8.2 On the Observed Relationships between Variability in Gulf Stream Sea Surface Temperatures and the Atmospheric Circulation over the North Atlantic

Wednesday, 17 August 2016: 10:45 AM
Lecture Hall (Monona Terrace Community and Convention Center)
Samantha M. Wills, Colorado State University, Fort Collins, CO; and D. W. J. Thompson and L. M. Ciasto

The advent of increasingly high-resolution satellite observations and numerical models has led to a series of advances in our understanding of the role of midlatitude sea surface temperature (SST) in climate variability, especially near western boundary currents (WBC). Observational analyses have suggested that ocean dynamics play a central role in driving interannual SST variability over the Kuroshio-Oyashio and Gulf Stream extensions. Numerical experiments have suggested that variations in the SST field within these WBC regions may have a much more pronounced influence on the atmospheric circulation than previously thought.
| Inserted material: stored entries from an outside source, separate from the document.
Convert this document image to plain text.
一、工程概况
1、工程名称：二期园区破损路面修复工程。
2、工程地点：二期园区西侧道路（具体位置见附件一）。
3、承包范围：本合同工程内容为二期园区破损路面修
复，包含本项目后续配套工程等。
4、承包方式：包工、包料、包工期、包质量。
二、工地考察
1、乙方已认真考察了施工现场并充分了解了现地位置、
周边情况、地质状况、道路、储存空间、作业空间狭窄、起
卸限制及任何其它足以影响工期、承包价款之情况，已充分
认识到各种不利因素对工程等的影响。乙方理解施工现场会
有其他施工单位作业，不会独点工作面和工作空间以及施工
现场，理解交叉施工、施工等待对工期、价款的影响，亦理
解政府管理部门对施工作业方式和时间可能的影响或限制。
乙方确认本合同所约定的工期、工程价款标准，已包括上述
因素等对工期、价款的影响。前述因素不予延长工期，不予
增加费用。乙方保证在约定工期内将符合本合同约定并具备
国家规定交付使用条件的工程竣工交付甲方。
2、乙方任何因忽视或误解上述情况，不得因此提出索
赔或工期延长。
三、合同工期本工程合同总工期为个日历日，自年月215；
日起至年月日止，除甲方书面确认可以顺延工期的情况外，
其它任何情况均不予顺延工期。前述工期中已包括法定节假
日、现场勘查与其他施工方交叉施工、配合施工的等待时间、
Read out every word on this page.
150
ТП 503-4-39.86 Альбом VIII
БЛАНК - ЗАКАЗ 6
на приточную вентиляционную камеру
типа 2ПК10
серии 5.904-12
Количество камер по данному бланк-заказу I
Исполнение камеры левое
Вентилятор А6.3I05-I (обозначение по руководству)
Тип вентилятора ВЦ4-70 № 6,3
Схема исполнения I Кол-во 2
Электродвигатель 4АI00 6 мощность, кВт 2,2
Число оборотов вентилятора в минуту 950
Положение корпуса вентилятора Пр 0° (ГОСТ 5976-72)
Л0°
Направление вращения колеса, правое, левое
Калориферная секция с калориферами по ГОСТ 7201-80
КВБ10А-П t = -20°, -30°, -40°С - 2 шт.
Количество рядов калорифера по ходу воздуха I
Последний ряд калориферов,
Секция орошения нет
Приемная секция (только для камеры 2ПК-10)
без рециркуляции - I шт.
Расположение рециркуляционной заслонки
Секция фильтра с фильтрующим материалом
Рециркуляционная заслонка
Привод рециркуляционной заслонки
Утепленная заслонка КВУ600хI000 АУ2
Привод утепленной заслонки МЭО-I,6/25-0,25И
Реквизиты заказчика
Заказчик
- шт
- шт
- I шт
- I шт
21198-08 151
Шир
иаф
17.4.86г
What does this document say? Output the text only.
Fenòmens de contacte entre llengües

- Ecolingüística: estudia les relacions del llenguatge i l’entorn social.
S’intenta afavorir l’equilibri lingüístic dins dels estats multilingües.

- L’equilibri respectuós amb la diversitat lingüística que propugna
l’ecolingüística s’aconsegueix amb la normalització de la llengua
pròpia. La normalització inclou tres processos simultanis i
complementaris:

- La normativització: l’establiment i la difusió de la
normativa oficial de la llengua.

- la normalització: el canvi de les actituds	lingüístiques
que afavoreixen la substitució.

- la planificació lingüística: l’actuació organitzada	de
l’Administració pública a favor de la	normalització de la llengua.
In this study, the authors examine the observational support for (or against) a robust atmospheric response to midlatitude SST variability in the Gulf Stream extension. To do so, lead/lag analysis based on daily-mean data is applied to assess the evidence for two-way coupling between SST anomalies and the atmospheric circulation on transient timescales, building off of previous studies that have utilized weekly data. A novel decomposition approach is employed to demonstrate that atmospheric circulation anomalies over the Gulf Stream extension can be separated into two distinct patterns of midlatitude atmosphere/ocean interaction: 1) a pattern that peaks 2-3 weeks before the largest SST anomalies in the Gulf Stream extension, which can be viewed as the “atmospheric forcing” and 2) a pattern that peaks several weeks after the largest SST anomalies, which the authors argue can be viewed as the “atmospheric response”. The latter pattern is linearly independent of the former, and is interpreted as the potential response of the atmospheric circulation to SST variability in the Gulf Stream extension.